İdeal bir hayvan modelinin oluşturulması RA patogenezinin tedavisi ve incelenmesi açısından büyük önem eve sahiptir. Şu anda, en sık kullanılan ve olgun hayvan modelleri kollajen kaynaklı artrit dahil, adjuvan artrit, zimozan kaynaklı artrit, ve polisakkarit kaynaklı artrit1617. Ancak, tamamen insan RA tüm özelliklerini simüle edebilirsiniz hiçbir model yoktur. Tip II kollajen kaynaklı artrit (CIA) klasik artrit modelidir. CIA tip II kollajen spesifik monoklonal antikorlar ile farelerin aşılanması ile indüklenen, Bu hastalık modelinin antikor bağımlılığı yansıtan. Benurs ve ark. duyarlı fare suşlarında periferik simetrik poliartrit indükler glukoz-6-fosfat izopir (G6PI), sistemik bağışıklık yanıtı olan bir model tarif18,19. Bu modelde, artrit gelişimi T hücrelerine bağlıdır, B hücreleri, ve doğuştan bağışıklık18,19,20. Horikoshi21, DBA/1 farelerinin G6PI polipeptid parçaları ile bağışıklanması sonucu ortaya çıkan RA modellerinin, CIA modellerine göre CD4+ T hücreleri ve sitokinler (yani IL-6 ve TNF-α) açısından insan RA'sına daha çok benzediğini buldu. TCR tanıma yerinde uyarıcı etkiyi artırmak için, Ra fare modelini oluşturmak için DBA/1 fareleri aşılamak için G6PI'nin (hGPI325-339 ve hGPI469-483) karışık polipeptit parçaları kullanıldı. HGPI325-339 ve hGPI469-483 I-A q-kısıtlı T hücre yanıtları için immündominant olduğu için bu yaklaşımın başarı oranı yüksek olabilir. Bu nedenle, bu model RA hastalarında CD4+ T hücrelerinin aşırı çoğalmasını ve iNKT hücre defektlerini simüle edebilir22. RA immünpatolojisinin temel araştırmaları daha derinlemesine araştırmamızın temelini attı.

Protokol

Tüm deneysel fareler (toplam 150) sağlıklı erkek DBA/1 fareler, 6-8 haftalık (20.0 ± 1.5 g), belirli bir patojen içermeyen (SPF) ortamda yetiştirilen edildi. Modellemeden önce özel bir işlem yoktur. Deney sağlıklı bir kontrol grubu (15 fare), bir model kontrol grubu (15 fare) ve bir hücre terapi grubuna (55 fare) ayrılmıştır. Bu çalışma Hebei Üniversitesi Hayvan Refahı ve Etik Komitesi tarafından onaylanmıştır.

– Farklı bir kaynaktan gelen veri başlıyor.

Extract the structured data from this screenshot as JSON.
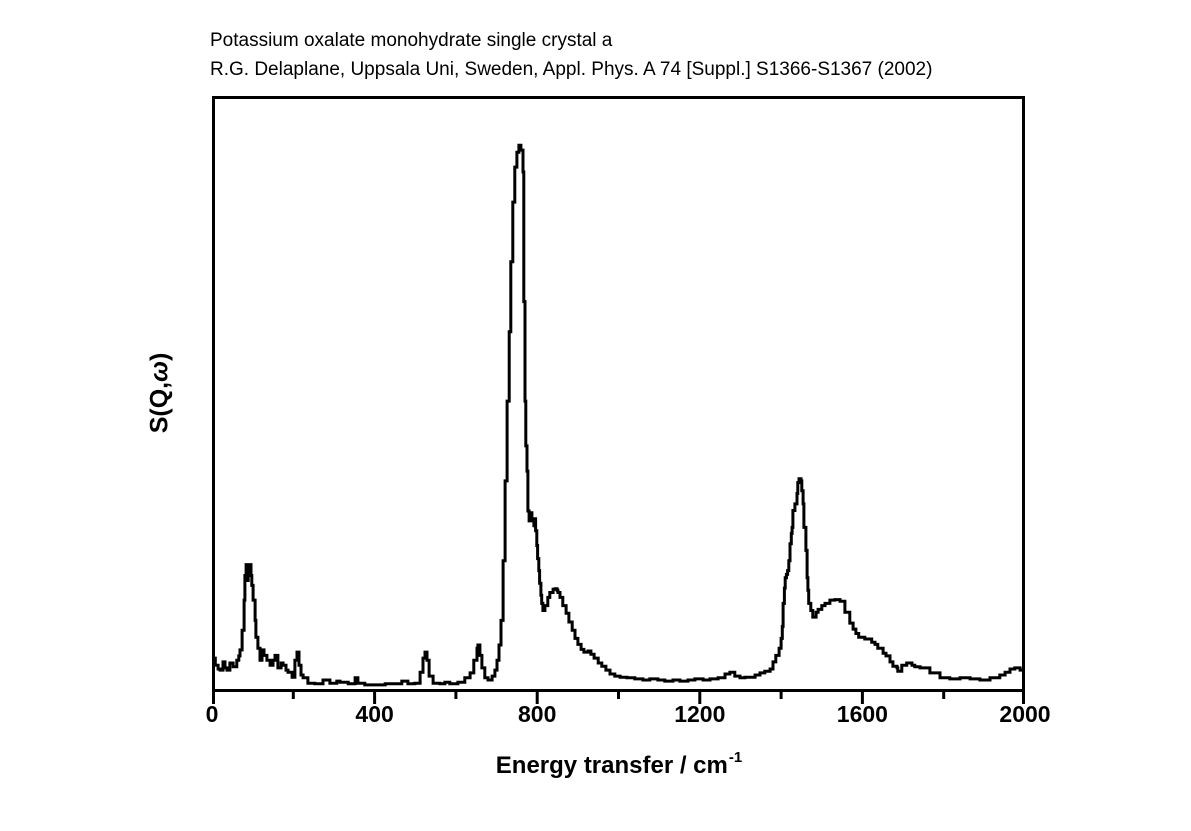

1. Hastalık Modelinin Oluşturulması

  1. RA hayvan modelinin çoğaltılmı
    1. HG6PI 325-339 ve hG6PI 469-483 parçalarının 1,75 mg'ını tartın ve 4 °C üçlü distile suyun 5,25 mL'sinde çözün.
    2. Freund'un adjuvan (CFA) hazırlayışı 50 °C'lik bir su banyosunda çözün, 5,25 mL'lik başka bir 10 mL santrifüj tüpüne çekin ve kullanım için soğutun.
    3. HG6PI çözeltisi ve CFA çözeltisinin karışımını iki cam şırıngabağlı yapay bir emülsifikasyon ünitesine koyun.
    4. Karışık peptit solüsyonu ve CFA çözeltisini tamamen emülsifiye etmek için şırıngayı sabit bir hız ve dakikada 10-20x sıklıkta itin. Bir buz banyosunda işlemi gerçekleştirin ve emülsiyon damlacıklarını dağılmadan emülsifikasyon tamamlandıktan sonra 10 dakika suda tutun.
    5. Farenin kuyruk köküne 150 μL emülsifiye hG6PI enjekte edin.
    6. HG6PI enjeksiyonundan sonra 0 saat ve 48 h'de fare intraperitoneally içine 200 mg Pertussis toksini enjekte edin.
  2. RA modelinin deneysel doğrulaması
    1. Farenin pençesinin kalınlığını vernier kaliper (günde 2 x) ile ölçün.
    2. Gözlemlemek ve ayak kızarıklık ve şişlik derecesini işaretleyin. Aşağıdaki puanlama kriterlerini kullanın: 1) hafif şişlik ile ayak; 2) dorsum pedis ve açık kırmızı şişme ile ayak pedi; 3) kırmızı şişme ile ayak bileği.
    3. Modellemeden 14 gün sonra %1 sodyum pentobarbital (50 mg/kg vücut ağırlığı) intraperitoneal enjeksiyon ile derin anestezi altındaki fareleri ötenazi edin ve HE boyama için pençeleri çıkarın.
    4. Üreticiprotokolüne göre ticari bir sitometrik boncuk dizisi (CBA) kullanarak serum IL-2, IL-4, IL-6, IL-10, IL-17A, TNF-α ve IFN-γ'ın salgı düzeylerini belirleyin.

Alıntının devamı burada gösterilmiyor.